Gaziantep’te kına gecesini kana bulayan hain saldırıda canlı bomba olarak 12-14 yaşları arasında bir çocuğu kullanan IŞİD, kirli emellerine küçük yaşta çocukları alet etmeye devam ediyor.
Geçen ay Kerkük’te üzerinde canlı bomba yeleğiyle intihar saldırısına hazırlanan bir çocuk yakalanmıştı.
Çocuğun IŞİD tarafından yetiştirildiği ve kardeşinin de daha önce bir başka saldırıda yine canlı bomba olarak kendini patlattığı açıklandı.
Perşembe günü Dera kırsalındaki Inhil kasabasında IŞİD’in canlı bomba yeleği giydirip gönderdiği 15 yaşında bir çocuk kasaba karakoluna girip düğmeye bastı.
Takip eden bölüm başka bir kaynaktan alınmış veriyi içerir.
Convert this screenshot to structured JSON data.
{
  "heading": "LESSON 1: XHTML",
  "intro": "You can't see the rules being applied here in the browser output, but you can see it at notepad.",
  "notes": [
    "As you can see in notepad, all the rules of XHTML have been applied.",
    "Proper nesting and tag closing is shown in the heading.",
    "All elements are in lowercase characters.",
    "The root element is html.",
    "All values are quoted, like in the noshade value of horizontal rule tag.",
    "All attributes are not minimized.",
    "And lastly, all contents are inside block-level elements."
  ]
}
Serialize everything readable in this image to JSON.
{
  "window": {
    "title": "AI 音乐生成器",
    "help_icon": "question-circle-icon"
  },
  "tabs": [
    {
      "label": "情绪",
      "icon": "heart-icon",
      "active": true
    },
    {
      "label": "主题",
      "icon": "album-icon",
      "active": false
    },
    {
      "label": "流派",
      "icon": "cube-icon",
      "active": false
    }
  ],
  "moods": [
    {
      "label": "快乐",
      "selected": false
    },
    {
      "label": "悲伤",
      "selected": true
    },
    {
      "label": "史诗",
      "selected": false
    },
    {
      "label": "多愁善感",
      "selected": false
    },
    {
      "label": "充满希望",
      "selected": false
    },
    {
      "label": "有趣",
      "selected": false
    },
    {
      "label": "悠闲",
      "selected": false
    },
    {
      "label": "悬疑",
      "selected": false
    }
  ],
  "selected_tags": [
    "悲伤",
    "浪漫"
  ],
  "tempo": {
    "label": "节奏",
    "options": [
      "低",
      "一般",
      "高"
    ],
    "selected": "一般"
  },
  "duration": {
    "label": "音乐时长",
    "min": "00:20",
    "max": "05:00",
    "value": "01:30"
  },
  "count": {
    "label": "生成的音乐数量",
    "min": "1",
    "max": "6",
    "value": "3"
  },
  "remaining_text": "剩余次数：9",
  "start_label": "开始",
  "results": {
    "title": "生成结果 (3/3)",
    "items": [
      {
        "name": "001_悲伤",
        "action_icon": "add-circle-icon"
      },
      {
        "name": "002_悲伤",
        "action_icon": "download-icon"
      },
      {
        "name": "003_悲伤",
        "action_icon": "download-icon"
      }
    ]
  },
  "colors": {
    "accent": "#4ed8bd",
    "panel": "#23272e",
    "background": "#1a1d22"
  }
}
Ya da çocuğu oraya gönderenler uzaktan kumandayla bombaları patlattı.
Saldırıda muhaliflerin oluşturduğu Suriye Geçici Hükümeti Yerel Yönetimler Bakanı Yakub El Ammar ile birlikte 11 kişi daha hayatını kaybetti.
Çok sayıda kişi de yaralandı.
Ölenler ve yaralananlar arasında karakol açılışı için gelen Özgür Suriye Ordusu komutanları ve muhalif liderler de var.
Saldırıyı gerçekleştiren çocuğun şüphe çekmemek için karakola eski elbiseler giyen ve yardım dilenen gariban bir çocuk gibi gönderildiği söyleniyor.
Hiçbir kırmızı çizgisi olmayan terör örgütü ve arkasındaki güçler, bombayı hedefe ulaştırabilmek için çocukların masumiyetini, insanların çocuklara yönelik şefkat ve merhamet duygularını istismar ediyor.
IŞİD eliyle gerçekleştirilen terör saldırılarının arkasında gerçekte istihbarat örgütlerinin olduğu, söz konusu saldırılarla devrimci komutanların ve muhalif liderlerin tasfiye edildiği Arap sokağında uzun süredir konuşuluyor.
Bu saldırılar Türkiye olarak bizi de ilgilendiriyor.
Fırat Kalkanı’nın başlıca hedefi sınırlarımızı IŞİD ve PKK/PYD’den temizlemek.
Her iki terör örgütünü de Kuzey Suriye’de Türkiye’nin milli güvenliği için tehdit teşkil edemez hale getirmek.
Bu hedef doğrultusunda IŞİD işgali altındaki topraklar Özgür Suriye Ordusu ile birlikte terör örgütü unsurlarından temizleniyor.
Türkiye, Fırat Kalkanı nedeniyle hem IŞİD’in ve PKK/PYD’nin hem de operasyondan rahatsız olan uluslararası ve bölgesel güçlerin hedefinde.
Güvenlik ve istihbarat birimleri saldırı riskini değerlendirirken IŞİD tarafından veya IŞİD maskesi altında istihbarat örgütlerince gerçekleştirilen terör saldırılarında son dönemde çocukların canlı bomba olarak kullanıldığı gerçeğini kesinlikle gözardı etmemeli.
Hain terör eylemleri için küçücük çocukların masumiyetini istismar etmekten çekinmeyen IŞİD ve destekçileri, bir yandan da Fırat Kalkanı’na katılan Suriyeli devrimci grupları hedef alan yoğun bir psikolojik savaş yürütüyor.
Türk Ordusu ile birlikte operasyon yapan grupları “mürted, kafir” ilan eden fetvalar bu savaşın bir parçası.
Ürdünlü Ebu Muhammed El Makdisi’nin fetvasına geçenlerde bu köşede değinmiştim.
Ahraru’ş Şam grubu yürütülen psikolojik savaşın başlıca hedeflerinden biri.
Suriye devriminin en önemli gruplarından olan Ahraru’ş Şam’ı Türkiye’yle işbirliği yapmaktan alıkoymak, daha da olmazsa bölerek zayıflatmak için yoğun çaba sarfediliyor.
Hareketin Fırat Kalkanı’na katılma kararı alması ve şer’i heyetinin Türk Ordusu’yla işbirliği yapılabileceğine dair fetva vermesi üzerine Ebu Şuayb El Mısri ve Ebu El Yakzan El Mısri hareketten ayrıldıklarını ilan ettiler.
İsimlerinden de anlaşılacağı gibi her ikisi de Mısırlı.
Hem Türkiye’nin hem de Suriye halkının yararına olan operasyona Ürdünlülerden ve Mısırlılardan itirazların gelmesi akıllara doğal olarak başka ihtimalleri getiriyor.